FF4 is a surprisingly quick game (completed in under about 17 hours played.) There are a few points of real difficulty, but even those can be breezed through by simply doing fights as they come. I reached the end game on the moon at about level 57 across the party by the time we used the crystal in the last fight. Simply knowing how the Active Time Battle system works this time changed the whole world. I knew what counters were used by what monster; Behemoths were no longer a long, drawn out fight once I realized they countered every hit with a nasty attack. Rubicant was no longer a stopping point once I realized how his cloak works; and the water turtle demon Caganazzo, or whatever, was a push over.
Even without cheating and letting myself be back attacked on Mount Ordeals and wasting a turn swapping rows and not doubling back to use a tent wasn't really all that bad.
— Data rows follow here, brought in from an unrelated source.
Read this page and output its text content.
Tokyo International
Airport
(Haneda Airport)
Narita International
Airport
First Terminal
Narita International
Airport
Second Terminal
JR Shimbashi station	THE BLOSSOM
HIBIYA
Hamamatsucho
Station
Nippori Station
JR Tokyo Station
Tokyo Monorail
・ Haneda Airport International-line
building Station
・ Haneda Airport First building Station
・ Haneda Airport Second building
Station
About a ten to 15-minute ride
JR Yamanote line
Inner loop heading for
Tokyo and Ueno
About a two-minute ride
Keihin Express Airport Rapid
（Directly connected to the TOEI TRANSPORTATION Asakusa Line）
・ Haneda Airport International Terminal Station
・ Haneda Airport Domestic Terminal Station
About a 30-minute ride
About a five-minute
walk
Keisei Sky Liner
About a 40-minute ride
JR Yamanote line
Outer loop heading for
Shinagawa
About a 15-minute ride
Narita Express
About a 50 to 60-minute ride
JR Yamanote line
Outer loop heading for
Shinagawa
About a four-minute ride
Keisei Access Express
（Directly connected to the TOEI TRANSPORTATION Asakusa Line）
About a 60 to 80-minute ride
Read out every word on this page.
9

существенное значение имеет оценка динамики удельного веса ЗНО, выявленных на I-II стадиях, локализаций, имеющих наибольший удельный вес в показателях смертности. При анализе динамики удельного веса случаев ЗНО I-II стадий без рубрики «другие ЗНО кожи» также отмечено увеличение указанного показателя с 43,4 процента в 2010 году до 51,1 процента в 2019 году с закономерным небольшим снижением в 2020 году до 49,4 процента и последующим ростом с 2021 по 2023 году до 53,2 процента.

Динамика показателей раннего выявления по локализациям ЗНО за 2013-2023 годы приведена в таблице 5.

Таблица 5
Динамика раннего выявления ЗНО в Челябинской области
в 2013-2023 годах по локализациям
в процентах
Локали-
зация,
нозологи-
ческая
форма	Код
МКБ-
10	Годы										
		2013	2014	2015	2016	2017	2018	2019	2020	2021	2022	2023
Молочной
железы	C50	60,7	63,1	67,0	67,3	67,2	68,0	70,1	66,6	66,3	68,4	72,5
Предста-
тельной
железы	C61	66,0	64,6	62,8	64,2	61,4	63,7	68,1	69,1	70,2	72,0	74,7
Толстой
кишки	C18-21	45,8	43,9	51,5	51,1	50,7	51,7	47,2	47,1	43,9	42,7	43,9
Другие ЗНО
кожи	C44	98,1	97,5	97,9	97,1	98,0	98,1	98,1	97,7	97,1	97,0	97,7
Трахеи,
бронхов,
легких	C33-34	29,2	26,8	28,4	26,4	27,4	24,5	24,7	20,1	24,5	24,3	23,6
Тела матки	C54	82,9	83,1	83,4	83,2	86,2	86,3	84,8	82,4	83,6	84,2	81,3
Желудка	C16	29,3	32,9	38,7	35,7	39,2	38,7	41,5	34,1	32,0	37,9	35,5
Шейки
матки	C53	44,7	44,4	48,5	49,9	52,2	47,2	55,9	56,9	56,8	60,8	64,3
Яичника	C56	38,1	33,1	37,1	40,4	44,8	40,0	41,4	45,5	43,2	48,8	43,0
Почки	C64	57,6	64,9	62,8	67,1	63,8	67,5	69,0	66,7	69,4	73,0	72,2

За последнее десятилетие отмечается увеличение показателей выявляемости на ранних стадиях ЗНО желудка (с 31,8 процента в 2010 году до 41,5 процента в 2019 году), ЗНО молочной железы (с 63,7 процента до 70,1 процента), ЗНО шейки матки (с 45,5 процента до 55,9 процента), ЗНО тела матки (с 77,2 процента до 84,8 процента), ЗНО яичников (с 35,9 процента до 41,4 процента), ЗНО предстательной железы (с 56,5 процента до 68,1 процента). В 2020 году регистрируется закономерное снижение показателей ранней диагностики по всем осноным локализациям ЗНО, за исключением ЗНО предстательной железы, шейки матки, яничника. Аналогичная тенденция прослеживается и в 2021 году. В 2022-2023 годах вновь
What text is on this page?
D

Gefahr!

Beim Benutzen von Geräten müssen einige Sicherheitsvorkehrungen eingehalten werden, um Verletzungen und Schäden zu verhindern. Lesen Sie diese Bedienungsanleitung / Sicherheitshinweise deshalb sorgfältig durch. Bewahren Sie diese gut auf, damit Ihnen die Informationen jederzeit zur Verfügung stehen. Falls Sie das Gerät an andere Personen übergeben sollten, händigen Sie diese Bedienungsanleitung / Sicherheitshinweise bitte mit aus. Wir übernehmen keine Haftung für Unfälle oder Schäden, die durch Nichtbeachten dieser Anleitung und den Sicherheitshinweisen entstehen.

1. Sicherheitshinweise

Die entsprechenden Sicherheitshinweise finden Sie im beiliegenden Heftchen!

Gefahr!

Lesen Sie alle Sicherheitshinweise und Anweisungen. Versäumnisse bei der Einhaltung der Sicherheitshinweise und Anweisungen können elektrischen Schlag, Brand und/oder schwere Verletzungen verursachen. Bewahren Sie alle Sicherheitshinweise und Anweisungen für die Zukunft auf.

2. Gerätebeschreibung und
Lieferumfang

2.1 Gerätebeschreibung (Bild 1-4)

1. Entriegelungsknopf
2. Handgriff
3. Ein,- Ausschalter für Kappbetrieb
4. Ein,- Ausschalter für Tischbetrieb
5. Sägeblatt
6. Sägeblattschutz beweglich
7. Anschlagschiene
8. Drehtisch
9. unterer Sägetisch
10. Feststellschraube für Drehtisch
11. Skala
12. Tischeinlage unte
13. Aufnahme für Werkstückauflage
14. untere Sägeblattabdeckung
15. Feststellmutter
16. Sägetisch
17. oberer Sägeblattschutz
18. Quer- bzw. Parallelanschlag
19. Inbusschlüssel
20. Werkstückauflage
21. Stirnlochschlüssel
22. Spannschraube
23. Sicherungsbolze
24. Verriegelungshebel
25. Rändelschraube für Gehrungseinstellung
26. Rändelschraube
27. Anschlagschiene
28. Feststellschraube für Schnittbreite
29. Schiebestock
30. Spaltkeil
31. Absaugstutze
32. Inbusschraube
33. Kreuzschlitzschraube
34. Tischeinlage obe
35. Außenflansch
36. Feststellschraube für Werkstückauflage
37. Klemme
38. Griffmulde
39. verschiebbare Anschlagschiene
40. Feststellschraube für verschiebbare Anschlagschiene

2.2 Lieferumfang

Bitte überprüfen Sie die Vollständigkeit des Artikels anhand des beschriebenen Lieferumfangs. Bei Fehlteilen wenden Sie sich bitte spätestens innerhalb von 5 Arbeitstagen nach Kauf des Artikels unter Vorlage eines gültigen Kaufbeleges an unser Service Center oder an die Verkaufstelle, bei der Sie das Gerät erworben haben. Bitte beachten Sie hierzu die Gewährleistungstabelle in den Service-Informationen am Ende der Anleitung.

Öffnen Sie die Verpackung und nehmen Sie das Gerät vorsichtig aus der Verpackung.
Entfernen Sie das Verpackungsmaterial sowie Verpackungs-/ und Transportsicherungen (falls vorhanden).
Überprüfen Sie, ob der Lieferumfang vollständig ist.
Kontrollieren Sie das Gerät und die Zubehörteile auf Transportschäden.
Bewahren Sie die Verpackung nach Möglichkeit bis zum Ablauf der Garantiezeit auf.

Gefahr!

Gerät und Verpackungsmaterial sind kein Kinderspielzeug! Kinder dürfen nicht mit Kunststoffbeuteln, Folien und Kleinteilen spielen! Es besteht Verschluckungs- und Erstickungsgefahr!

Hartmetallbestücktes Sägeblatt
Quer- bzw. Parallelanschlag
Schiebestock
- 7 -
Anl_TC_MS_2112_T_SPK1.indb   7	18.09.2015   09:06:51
Zeromus was difficult, but solely because Rydia had 2000~ HP (she ate all our HP apples) and would take 1800~ from Big Bang. This meant that Rosa's turn was either Curaja or waiting until Big Bang and then Curaja.
So, what did FF4 bring to the series? Characters are now actually characters. We tried to do this with FF2, but the NES was just a fairly weak platform to really do that. Kain and Cecil get the most development, but even Rosa and Rydia have moments and growth. In doing this, though, we lost a lot of the flexibility that made FF1 to FF3 fun. Characters are locked into a role; yes, Rosa can shoot her bow or spam Holy, but then who is going to heal? Even with the PSP remake letting me trade out my end party, the only real question is whether I take Rydia or Palom; Rosa or Porom; and then two of Cid, Yang or Kain. Edge and Edward, for all their speed, are just a bit too fragile for me to want to bring with us. With enough money, you can probably substitute Edward for your healer, but at that point it really wouldn't matter much at all, would it? (For the record, my end party was: Cecil, Kain, Yang, Rosa and Rydia.)
A lot of things worked really well in FF4, but the feeling of being constrained and knowing that my party was a fluid, changing thing, kept me from ever really slowing down to smell the roses. I never wanted to waste time on people who would be leaving soon. In FF5, we're going to see Squaresoft try and address these problems by giving us characters with customization, looking back to the job system of FF3 and truly realizing it to its fullest. But, that's not to sell FF4 short. Our characters integrated their skills into their personality; little Rydia learning to cast fire is fairly sophisticated, for an SNES Japanese RPG.
Next, we'll be playing through the Interlude and the After Years.
Go on now and finish your Christmas shopping.